Cicely from Cic Loves Books
Since becoming a book blogger, I’ve been reading a lot more UKYA than I ever even knew existed. Heck, I didn’t even know that it did exist before I became a blogger! I was so caught up with the hype of all these American books, and while American books are great, UKYA has a special place in my heart. It just feels so much more real and relatable, and no offense, but I think that overall British books are funnier too. But that might just be my sense of humour… It’s such a varied genre and maybe because I am British it strikes more of a chord with me, but I feel that even in the UK, UKYA isn’t publicised as much as American books which saddens me. More UKYA, I say! 🙂
Kerrie from Read and Repeat
The reason I enjoy UKYA books is because I find that I can visualise a setting better and find that I can relate more to the main character. Also if I think about some of my favourite UKYA books being set outside of the UK I just don’t think they would work (using Hollow Pike by James Dawson as an example I don’t think I could of got as lost into the creepiness of the woods and the story if it hadn’t been set in the UK)
Faye from A Daydreamer’s Thoughts
One of the reasons that I really appreciate UKYA is because, as a UK citizen it gives me a chance to understand where the writer comes from. The humour is easily recognisable and I can easily imagine the places that the authors are talking about. In a way, it roots me to the book in a different way than the books from authors overseas and I find myself enjoying not just the characters, but also the location as well. It also allows me to enjoy certain UK mannerisms – such as mentions of a “good cup of tea” or other less popular British traditions. But I also think that UKYA authors do, somehow, have a different tone and style to their writing as well, a perhaps less “Hollywood” style – not that all other countries books have a Hollywood feel, but UKYA books just seem to be richer and more raw, if that makes sense. We’re not afraid to write about the real nitty gritty parts of life because we know that it would be unrealistic to paint over them.

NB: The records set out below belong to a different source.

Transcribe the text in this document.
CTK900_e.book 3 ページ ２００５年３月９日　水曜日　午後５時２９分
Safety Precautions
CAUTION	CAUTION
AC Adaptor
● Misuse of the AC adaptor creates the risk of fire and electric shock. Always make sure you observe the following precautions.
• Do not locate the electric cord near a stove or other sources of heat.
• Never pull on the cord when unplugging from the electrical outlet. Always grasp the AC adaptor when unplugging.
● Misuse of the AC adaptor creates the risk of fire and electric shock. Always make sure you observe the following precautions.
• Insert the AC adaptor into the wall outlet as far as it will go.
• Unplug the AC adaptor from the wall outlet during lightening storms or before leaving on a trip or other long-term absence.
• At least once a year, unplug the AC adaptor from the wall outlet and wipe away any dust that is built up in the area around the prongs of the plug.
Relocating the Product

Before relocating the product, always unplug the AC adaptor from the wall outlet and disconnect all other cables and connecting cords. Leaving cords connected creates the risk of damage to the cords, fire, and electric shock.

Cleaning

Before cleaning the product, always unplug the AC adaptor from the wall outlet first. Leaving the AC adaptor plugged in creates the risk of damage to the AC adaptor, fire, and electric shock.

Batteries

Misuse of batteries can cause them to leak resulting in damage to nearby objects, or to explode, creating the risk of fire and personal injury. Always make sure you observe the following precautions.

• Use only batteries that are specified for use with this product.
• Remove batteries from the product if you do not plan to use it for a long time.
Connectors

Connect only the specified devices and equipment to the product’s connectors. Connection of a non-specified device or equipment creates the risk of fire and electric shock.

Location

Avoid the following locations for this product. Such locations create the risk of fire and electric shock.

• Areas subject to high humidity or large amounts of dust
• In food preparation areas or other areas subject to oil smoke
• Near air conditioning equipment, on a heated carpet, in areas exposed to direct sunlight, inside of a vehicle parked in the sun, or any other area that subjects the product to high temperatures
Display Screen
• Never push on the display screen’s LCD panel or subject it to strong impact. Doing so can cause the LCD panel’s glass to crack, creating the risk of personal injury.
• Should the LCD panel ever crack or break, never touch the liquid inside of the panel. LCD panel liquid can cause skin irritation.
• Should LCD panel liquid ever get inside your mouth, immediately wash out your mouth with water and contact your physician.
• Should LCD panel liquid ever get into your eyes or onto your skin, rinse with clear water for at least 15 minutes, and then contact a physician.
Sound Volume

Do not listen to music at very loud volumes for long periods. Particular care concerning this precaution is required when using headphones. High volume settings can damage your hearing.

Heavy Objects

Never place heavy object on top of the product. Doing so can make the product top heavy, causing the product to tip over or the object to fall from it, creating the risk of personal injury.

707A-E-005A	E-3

Hollie from Music, Books and Tea
I love the humour in UKYA, it’s so typically British, and never fails to bring a smile to my face. I love how the authors manage to keep their books funny without the humour feeling forced or just simply not funny. Plus, I just adore the writing style of UKYA authors, it’s so easy to read and enjoy, and I find the characters and the situations they find themselves in a lot more easier to believe. A lot of the books tackle difficult topics, and they don’t shy away from reality, and I have a lot of respect for the authors who write those books.
Fiona from Eventide Reads
For me, the concept of UKYA is quite new. It wasn’t something I was aware of until it started popping up more and more on blogs that I went to. I became more interested in UKYA as it seemed to take a more serious approach to its context, really hitting home to UK Teens, which I think they all need. It’s nice that UKYA has provided this opportunity but it still so diverse. I’ve started to really focus on that at work and especially new UKYA talent such as The Poison Boys by Fletcher Moss (Who is also a Manchester teacher so very close to home for me!) It’s nice that we can really get behind these fantastic writers!
Rachael from Rachael Reviews All
I’m pretty sure the first UKYA novel I read was Malorie Blackman’s Noughts and Crosses. I was 12, maybe 13, years old, and just picked it up off the bookshelf at Waterstones. Black and white, it just looked so adult compared to the brightly coloured children’s books of the past. And it completely blew my literary mind. Alternate universes, racism, and love were all dealt with between two covers. It was the first time I had read about real young love, violence, and sex. And looking back, I can safely say Noughts and Crosses encompasses everything I love about UKYA. The authors never talk down to you, they say what is true and they hit home on their themes. In a world filled with slick (usually American) lit, UK YA is refreshing. That’s not to say UKYA cannot be funny. Louise Rennison’s Georgia Nicholson series is another great example. It is simply side-splitting hilarious and deals with a lot of issues teenage girls have. And that’s because it is true. That’s the one thing I can rely on UKYA to be: honest. UKYA is true to its name, it never fails to really truly portray what it’s like to be a young adult.
Why do YOU read UKYA?
I received so many paragraphs that I couldn’t add everyone’s, so I’m very sorry if yours wasn’t included! All were absolutely brilliant! Thank you!